10 thoughts on “St Anthony's Monastery, in Egypt, and the monastic gardening tradition

  1. Tom Turner Post author

    Other symbolic uses of the word ‘garden’ in a theological context are:
    (1) paradise (this is more often found in the Koran than the Bible)
    (2) in the Song of Songs ‘4:12 “garden” – The garden refers to her vulva and vagina. When the lover says it is locked, he is saying it has never been entered; she is a virgin. Thus to describe his wife’s vulva as a garden is to say it is beautiful to behold, like flowered gardens of the East’ See . A number of writers have also placed this interpretation on the Romance of the Rose.

  2. Christine

    It would seem that Clairvaux was at least initially quite austere. Bernard seems not to have cultivated a garden either for food or contemplation when the monastery was founded. [ ] It would also seem his acquaintance with gardens is from his youth as his family were of noble origin.

    I am not sure whether the symbolism you speak of is the ‘milk’ rather than the ‘bread’ for Bernard?

  3. Tom Turner Post author

    The study of monasticism has been dominated by church historians and sadly neglected by the social scientists (psychologists, sociologists, economists, criminologists etc).
    But on another point: St Anthony’s Monastery appears to be a wonderful example of how to design an environment for living in a hot arid climate: thick-walled buildings set in a shady grove of drought-tolerant plants.

  4. Gordon Evans

    At the risk of exposing myself as a miserable pedant I would like to point out that the Date Palm is not a drought-tolerant species. Just the opposite, their requirement in the Middle East for 150 litres of water per tree per day is double that of many other trees. They are planted ornamentally today mainly for cultural reasons, in St. Anthony’s time their presence would have been more closely aligned with aiding human survival in a harsh environment. They are also not very good at providing shade.
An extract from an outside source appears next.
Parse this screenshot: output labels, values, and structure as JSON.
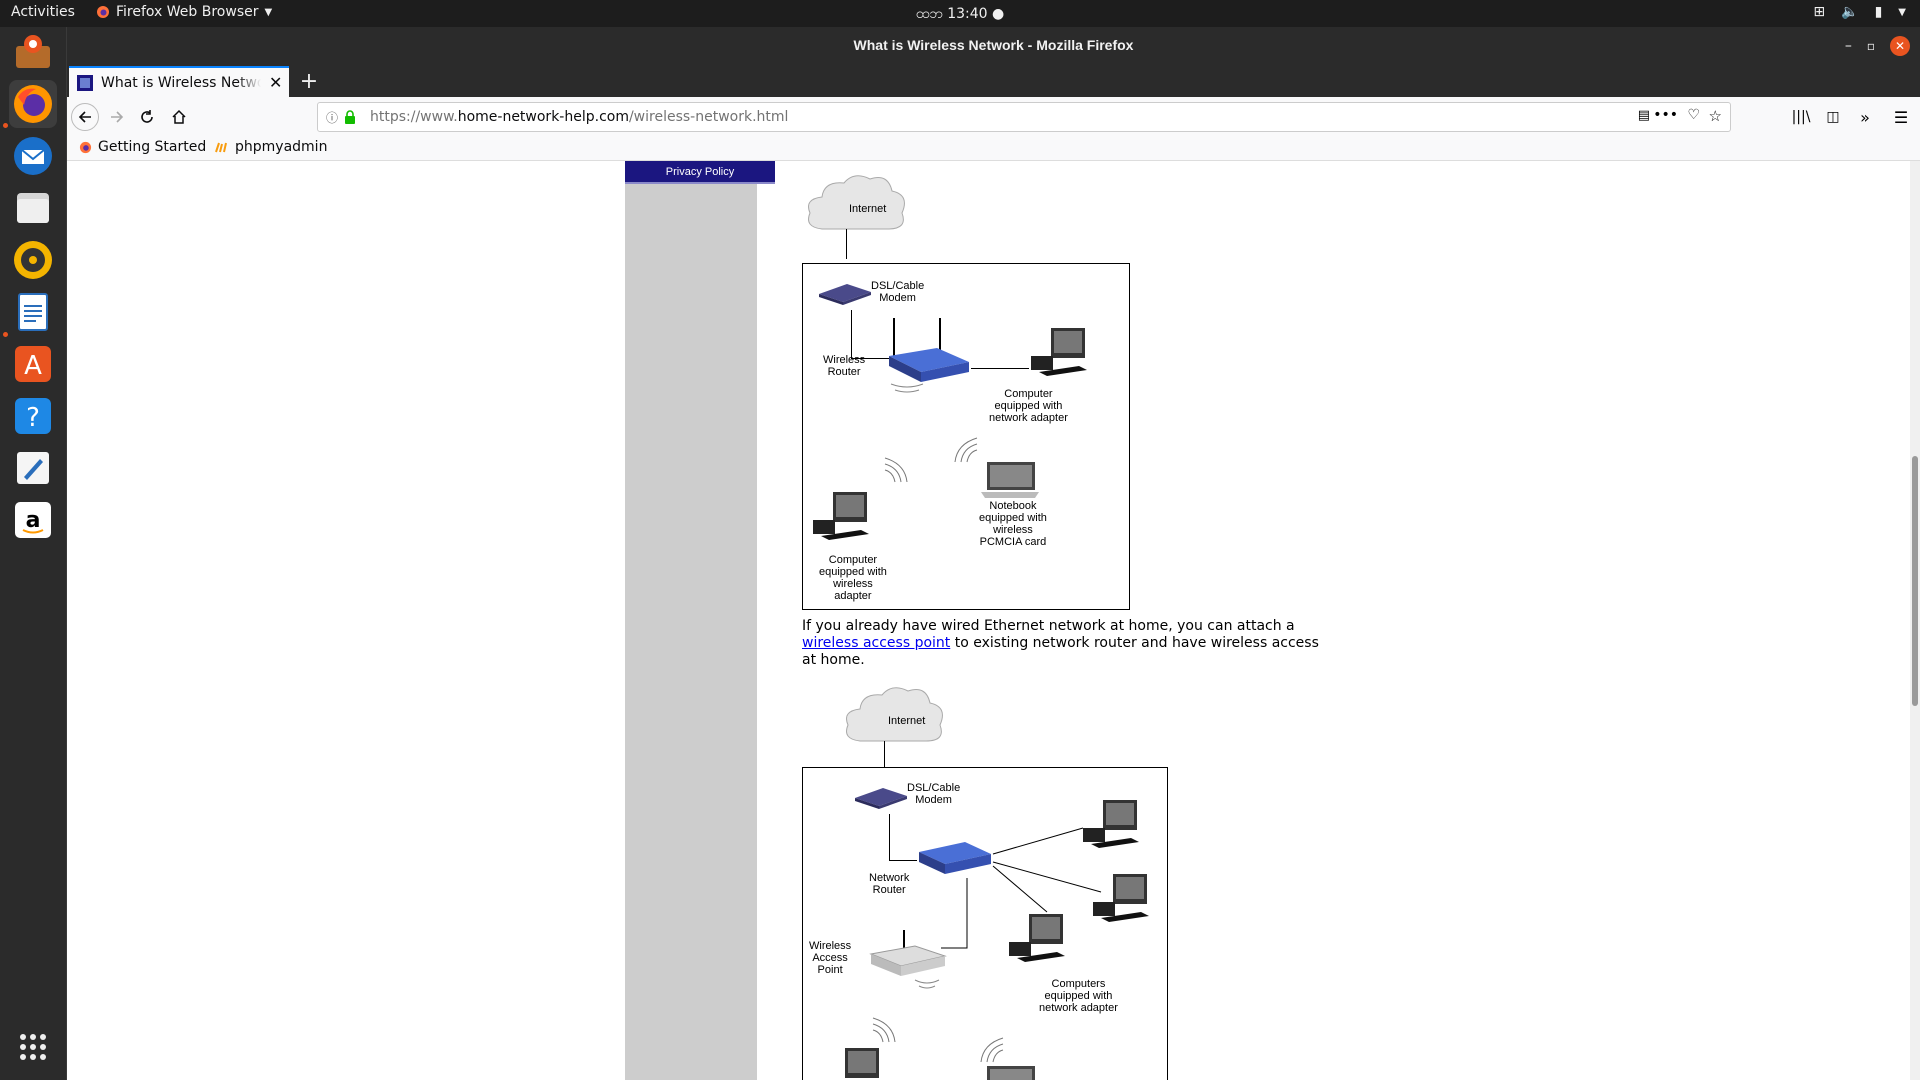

  5. Tom Turner Post author

    Thank you for the corrections. Why aren’t date palms being planted for dates? One of the earliest descriptions of Arab culture, by a Roman, records that they often lived amongst date palms – and it would appear that this is what is happening at St Anthony’s Monastery. I have not been there but it is quite possible that they are growing, or used to grow, vegetables beneath the palms, as was done in Mesopotamian gardens.

  6. Gordon Evans

    Date Palms are still being planted for dates, but they are only commercially viable in clearly defined districts. Availability of water and low humidity are essentials. Here in the UAE the plantations centre around the oasis towns of Al Ain and Liwa. The hundreds of thousands of Date Palms lining the streets and parks of the capital city, Abu Dhabi, are primarily ornamental, the high humidity rots the dates on the tree although they are still edible. They need a lot of water, a lot of maintenance, throw poor shade, are very messy and aggressively thorned, but despite this they are the mainstay of most public plantings because of the high cultural esteem in which this tree is held. The best and most expensive dates are apparently grown in Saudi Arabia.